クリーチャープレイバスケットボール 第三十七章 思わぬ訪問客、理亜、敗れる 二話

第三十七章 思わぬ訪問客、理亜、敗れる 二話

 そして、クリプバ決勝戦三日前。

 理亜たちは練習に精を出していた。

 達樹の死を引きづってはいるが、それでもダイオンジチームの芙美たちは、自身たちを鼓舞し、コートの上で足を着ける。

 「お、良いんじゃないか」

 奏根たちが猛特訓している隅では、理亜は由紀子の猫じゃらしを掴もうと必死だった。

 目を塞がれた状態で、少しづつ感覚が研ぎ澄まされ、もう少しと言う所で、由紀子がコートの床で振るう猫じゃらしを捕まえる所まで来ていた。

 「そこだ!」

 「お!」

 等々、掴んだ猫じゃらし。

 理亜は別に闇雲に手を出していたのではなく、確信があって手を伸ばしていた。

 「よし、それじゃ布を取ってみな」

 「え? うん」

 由紀子がニンマリとした面持ちで口にすると、暗闇から解放された理亜。

 しばらく闇に潜んでいたから、やたら眩しいのでは? と思っていた理亜だったが、意外と光が眩しくなかった。

 だがそれ以上に何か違っていた。

 それは、ペナルトギアと一体となった感覚が、確かに感じ、それは試合で土壇場で使っていたエクストラロードと全く同じ感覚だった。

 「ねえ、由紀子さん。これって」

 「ああ。せっかくだから試してみな」

 どこか唖然としている理亜に対し、由紀子が自分を親指で指さし、理亜にエクストラロードを使ってみろ、と催促する。

 理亜は感覚を研ぎ澄ませた状態で、脳内で念じた。

 相手の意識にシンクロする様にして、深い海の底まで引きづりこむ様なイメージを浮かばせる理亜。

 すると、由紀子が一点だけ見て動かなくなった。

 ためしに由紀子の前で手を振ってみるが、由紀子は無反応だった。

 そこで、理亜は感覚を少し緩めると、由紀子は我に返ったかのような表情をすると、ニヤリと笑いだす。
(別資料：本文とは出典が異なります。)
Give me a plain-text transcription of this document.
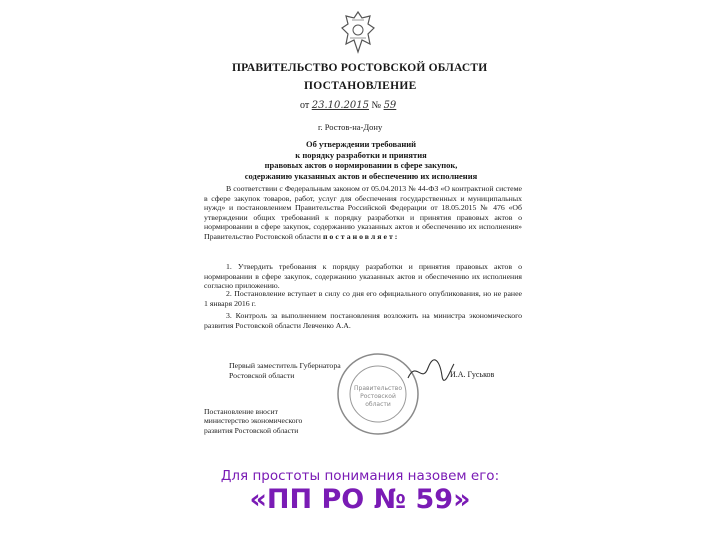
ПРАВИТЕЛЬСТВО РОСТОВСКОЙ ОБЛАСТИ
ПОСТАНОВЛЕНИЕ
от 23.10.2015 № 59
г. Ростов-на-Дону
Об утверждении требований
к порядку разработки и принятия
правовых актов о нормировании в сфере закупок,
содержанию указанных актов и обеспечению их исполнения
В соответствии с Федеральным законом от 05.04.2013 № 44-ФЗ «О контрактной системе в сфере закупок товаров, работ, услуг для обеспечения государственных и муниципальных нужд» и постановлением Правительства Российской Федерации от 18.05.2015 № 476 «Об утверждении общих требований к порядку разработки и принятия правовых актов о нормировании в сфере закупок, содержанию указанных актов и обеспечению их исполнения» Правительство Ростовской области постановляет:
1. Утвердить требования к порядку разработки и принятия правовых актов о нормировании в сфере закупок, содержанию указанных актов и обеспечению их исполнения согласно приложению.
2. Постановление вступает в силу со дня его официального опубликования, но не ранее 1 января 2016 г.
3. Контроль за выполнением постановления возложить на министра экономического развития Ростовской области Левченко А.А.
Первый заместитель Губернатора Ростовской области
Правительство
Ростовской
области
И.А. Гуськов
Постановление вносит министерство экономического развития Ростовской области
Для простоты понимания назовем его:
«ПП РО № 59»
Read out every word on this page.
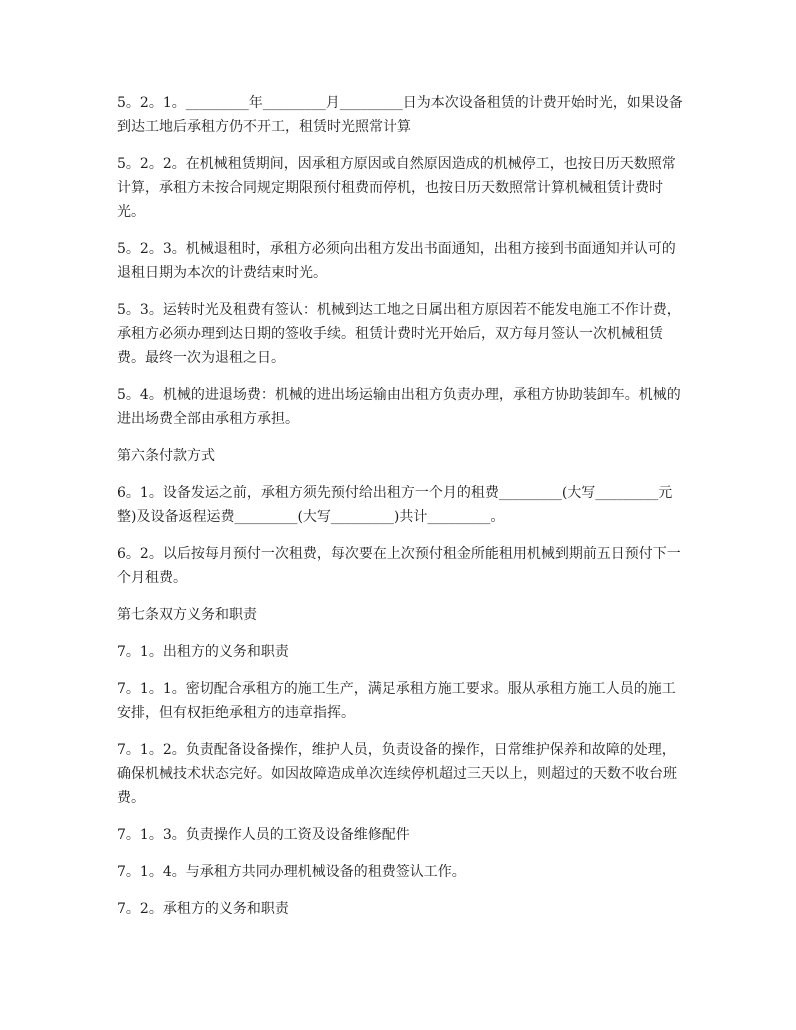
5。2。1。_________年_________月_________日为本次设备租赁的计费开始时光，如果设备到达工地后承租方仍不开工，租赁时光照常计算

5。2。2。在机械租赁期间，因承租方原因或自然原因造成的机械停工，也按日历天数照常计算，承租方未按合同规定期限预付租费而停机，也按日历天数照常计算机械租赁计费时光。

5。2。3。机械退租时，承租方必须向出租方发出书面通知，出租方接到书面通知并认可的退租日期为本次的计费结束时光。

5。3。运转时光及租费有签认：机械到达工地之日属出租方原因若不能发电施工不作计费，承租方必须办理到达日期的签收手续。租赁计费时光开始后，双方每月签认一次机械租赁费。最终一次为退租之日。

5。4。机械的进退场费：机械的进出场运输由出租方负责办理，承租方协助装卸车。机械的进出场费全部由承租方承担。

第六条付款方式

6。1。设备发运之前，承租方须先预付给出租方一个月的租费_________(大写_________元整)及设备返程运费_________(大写_________)共计_________。

6。2。以后按每月预付一次租费，每次要在上次预付租金所能租用机械到期前五日预付下一个月租费。

第七条双方义务和职责

7。1。出租方的义务和职责

7。1。1。密切配合承租方的施工生产，满足承租方施工要求。服从承租方施工人员的施工安排，但有权拒绝承租方的违章指挥。

7。1。2。负责配备设备操作，维护人员，负责设备的操作，日常维护保养和故障的处理，确保机械技术状态完好。如因故障造成单次连续停机超过三天以上，则超过的天数不收台班费。

7。1。3。负责操作人员的工资及设备维修配件

7。1。4。与承租方共同办理机械设备的租费签认工作。

7。2。承租方的义务和职责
 「どうやら上手くいったようだね。それがあんたのエクストラロード。バーチャルディメンションだ」

 「バーチャルディメンション?」

 由紀子がキッパリと口にする言葉に首を傾げる理亜。

 「ああ。意識を操り幻影の様に投影し、分類、整理する事も出来なくもないとも言える。それぐらい未来のある異能、て事さ」

 ドヤ顔でビシッと口にする由紀子に対し、目をキラキラと光らせる理亜。

 「……バーチャルディメンション」

 「ほら、あの子たちと混じってきな。決勝が終わるまで気を抜くんじゃないよ」

 「ハイ!」

 由紀子が理亜の背中を叩き急かすと、理亜は気合十分と言った感じの返事をする。

 「理亜。お前はこれから時速三十キロのペースで三時間走ってもらうぞ。その後、スリーオンスリーだ」

 「うげーー!」

 豪真が容赦なくそう言うと、理亜はたまらずうなだれる。

 練習後、理亜たちは虫の息になり、一歩も歩けなかったので、理亜たちの家族を砂川体育センターの外にまで集まってもらい、バーベキューをする事にした。

 日頃、お世話になっている豪真に、何か祝ってあげたいと思っていた理亜たちは、いつかサプライズプレゼンントを送りたいと思っていた。

 その日の夜、帰ってきた理亜は疲れながらもお風呂に入り、汗を流すと、あるテレビにご熱中だった。

 いつか自分も、と言う思いを胸に、今日もベットで寝る理亜だった。

 何のテレビを見ていたのかは、理亜の生き様を目にする日が来れば分かるだろう。